Kann man das Zeitlose wahrnehmen? Hat man einen Prüfstein für seine Erfahrung oder Beobachtung? Wie würden Sie es erkennen und wonach messen?

»Wir können es nur nach seiner Wirkung beurteilen.«

Urteilen gehört aber in die Zeit; soll man die Wirkungen des Zeitlosen nach dem Maß der Zeit beurteilen? Bei einer Untersuchung dessen, was man unter Zeit versteht, wäre es vielleicht denkbar, dass das Zeitlose in Erscheinung tritt. Kann man aber das Zeitlose erörtern? Selbst wenn wir beide uns dessen bewusst wären, könnten wir dann zusammen darüber sprechen? Vielleicht ja, aber unsere Erfahrung würde trotzdem noch nicht die des Zeitlosen sein. Man kann eben nicht anders als mit Hilfe der Zeit darüber sprechen oder sich mitzuteilen versuchen; doch Worte sind keine Begriffe, und ganz offenbar lässt sich das Zeitlose nicht durch Zeit verständlich machen. Zeitlosigkeit ist ein Zustand, der nur eintritt, wenn Zeit nicht mehr besteht. Lassen Sie uns also lieber erörtern, was wir unter Zeit verstehen.

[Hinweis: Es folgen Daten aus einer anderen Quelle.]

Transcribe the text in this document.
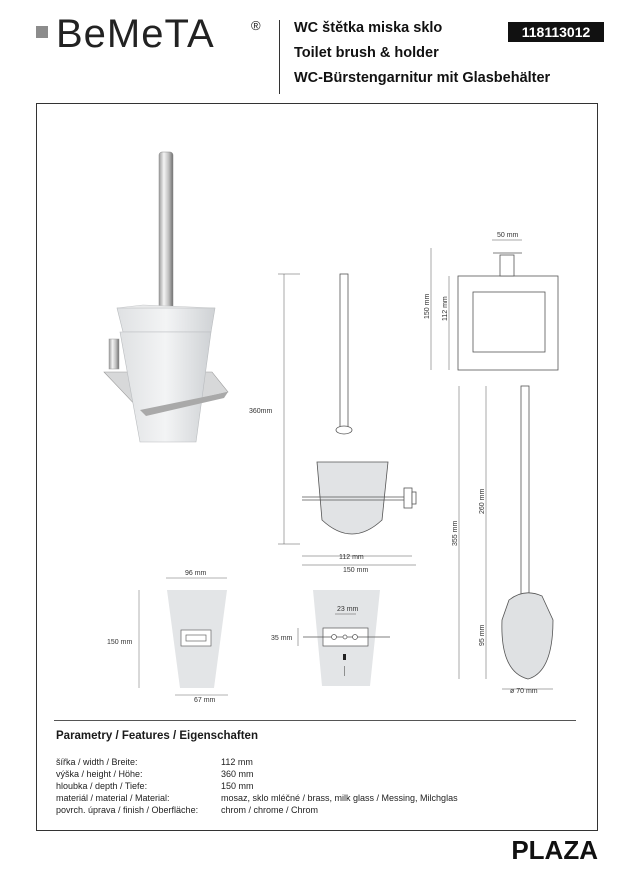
BeMeTA	® WC štětka miska sklo
Toilet brush & holder
WC-Bürstengarnitur mit Glasbehälter
118113012
360mm
112 mm
150 mm
50 mm
150 mm 112 mm
355 mm
260 mm
95 mm
ø 70 mm
96 mm
150 mm
67 mm
23 mm
35 mm
Parametry / Features / Eigenschaften
šířka / width / Breite:	112 mm
výška / height / Höhe:	360 mm
hloubka / depth / Tiefe:	150 mm
materiál / material / Material:	mosaz, sklo mléčné / brass, milk glass / Messing, Milchglas
povrch. úprava / finish / Oberfläche:	chrom / chrome / Chrom
PLAZA
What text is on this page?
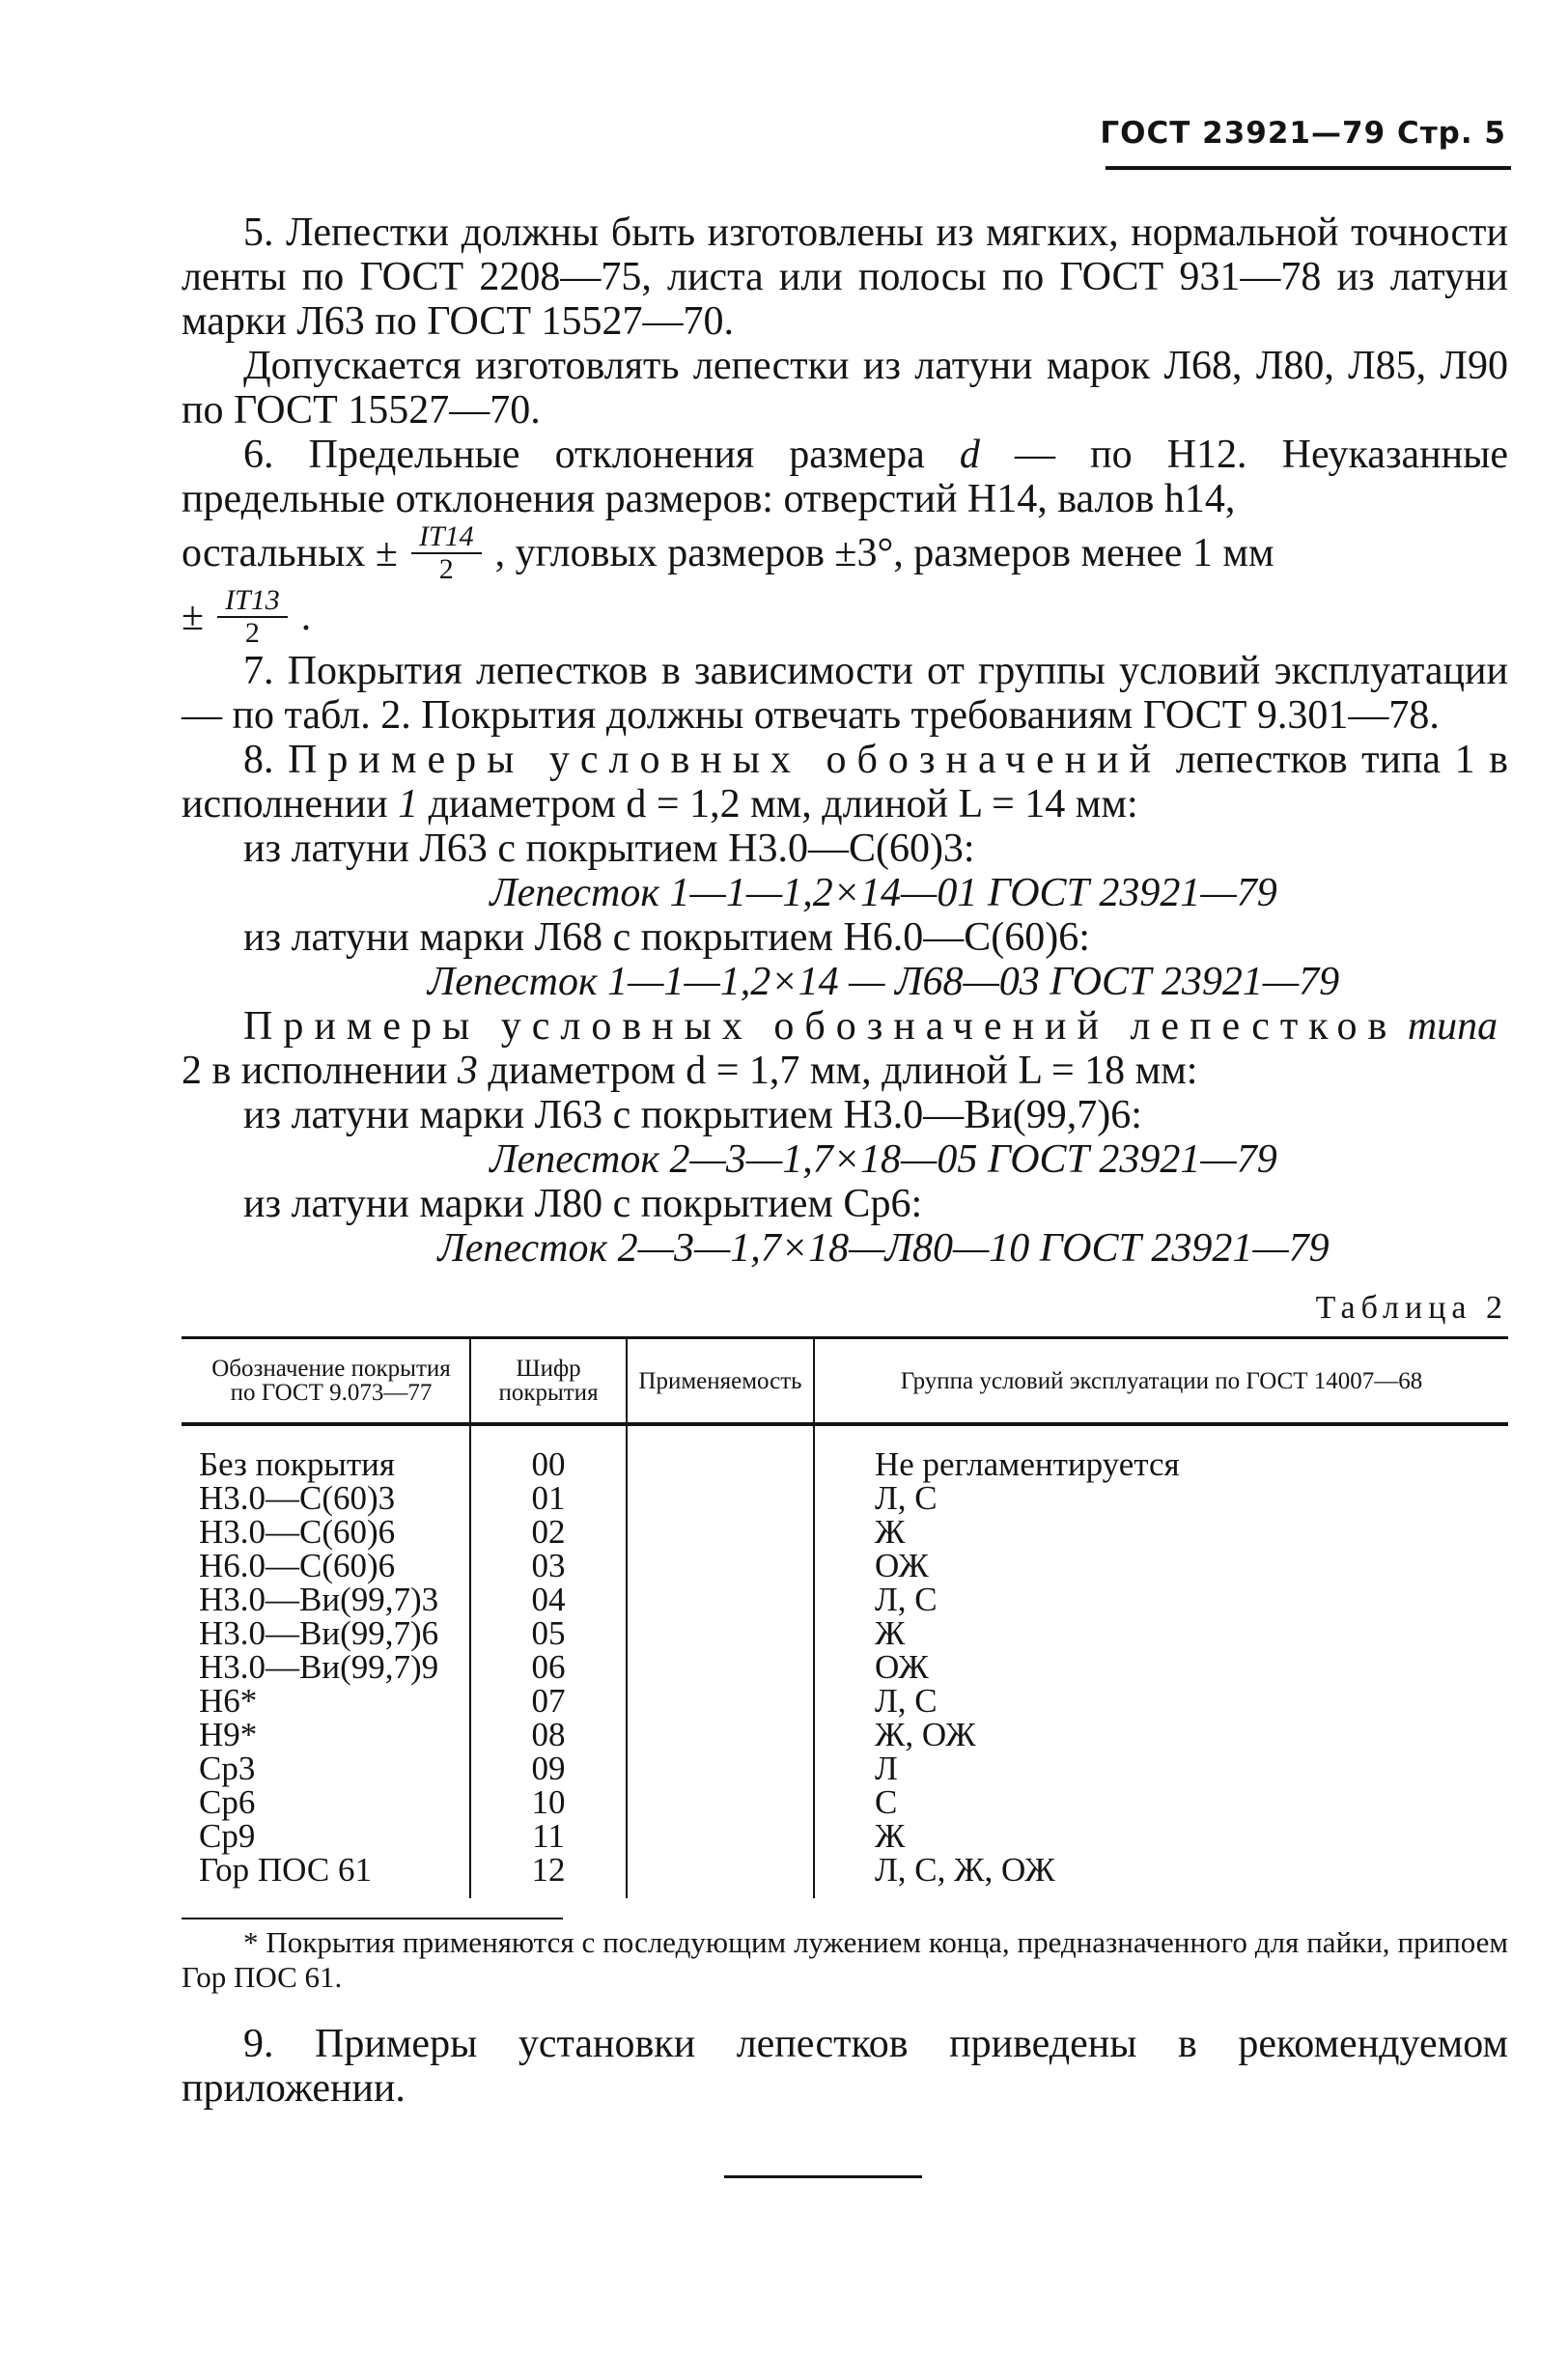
ГОСТ 23921—79 Стр. 5

5. Лепестки должны быть изготовлены из мягких, нормальной точности ленты по ГОСТ 2208—75, листа или полосы по ГОСТ 931—78 из латуни марки Л63 по ГОСТ 15527—70.

Допускается изготовлять лепестки из латуни марок Л68, Л80, Л85, Л90 по ГОСТ 15527—70.

6. Предельные отклонения размера d — по Н12. Неуказанные предельные отклонения размеров: отверстий Н14, валов h14,

остальных ± $\frac{IT14}{2}$ , угловых размеров ±3°, размеров менее 1 мм
± $\frac{IT13}{2}$ .

7. Покрытия лепестков в зависимости от группы условий эксплуатации — по табл. 2. Покрытия должны отвечать требованиям ГОСТ 9.301—78.

8. Примеры условных обозначений лепестков типа 1 в исполнении 1 диаметром d = 1,2 мм, длиной L = 14 мм:

из латуни Л63 с покрытием Н3.0—С(60)3:
Лепесток 1—1—1,2×14—01 ГОСТ 23921—79
из латуни марки Л68 с покрытием Н6.0—С(60)6:
Лепесток 1—1—1,2×14 — Л68—03 ГОСТ 23921—79

Примеры условных обозначений лепестков типа

2 в исполнении 3 диаметром d = 1,7 мм, длиной L = 18 мм:

из латуни марки Л63 с покрытием Н3.0—Ви(99,7)6:
Лепесток 2—3—1,7×18—05 ГОСТ 23921—79
из латуни марки Л80 с покрытием Ср6:
Лепесток 2—3—1,7×18—Л80—10 ГОСТ 23921—79
Таблица 2
Обозначение покрытия по ГОСТ 9.073—77	Шифр покрытия	Применяемость	Группа условий эксплуатации по ГОСТ 14007—68
Без покрытия	00		Не регламентируется
Н3.0—С(60)3	01		Л, С
Н3.0—С(60)6	02		Ж
Н6.0—С(60)6	03		ОЖ
Н3.0—Ви(99,7)3	04		Л, С
Н3.0—Ви(99,7)6	05		Ж
Н3.0—Ви(99,7)9	06		ОЖ
Н6*	07		Л, С
Н9*	08		Ж, ОЖ
Ср3	09		Л
Ср6	10		С
Ср9	11		Ж
Гор ПОС 61	12		Л, С, Ж, ОЖ

* Покрытия применяются с последующим лужением конца, предназначенного для пайки, припоем Гор ПОС 61.

9. Примеры установки лепестков приведены в рекомендуемом приложении.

»Es gibt verschiedene Formen von Zeit: Zeit als Wachstum, als Entfernung und als Bewegung.«

Zeit ist sowohl chronologisch wie psychologisch. Zeit als Wachstum bedeutet: das Kleine wird groß, der Ochsenwagen entwickelt sich zum Flugzeug, das Kind wird zum Mann. Himmel und Erde sind vom Wachstum erfüllt. Das ist eine offenkundige Tatsache, und es wäre töricht, sie zu leugnen. Zeit als Entfernung ist schon komplizierter.

»Ja, es ist bekannt, dass ein Mensch zur selben Zeit an zwei verschiedenen Orten sein kann – zum Beispiel ein paar Stunden an einem Ort und gleichzeitig ein paar Minuten an einem andern.«

Unser Denken kann sehr weit in die Ferne schweifen, und tut es auch, während der Denker an demselben Orte bleibt.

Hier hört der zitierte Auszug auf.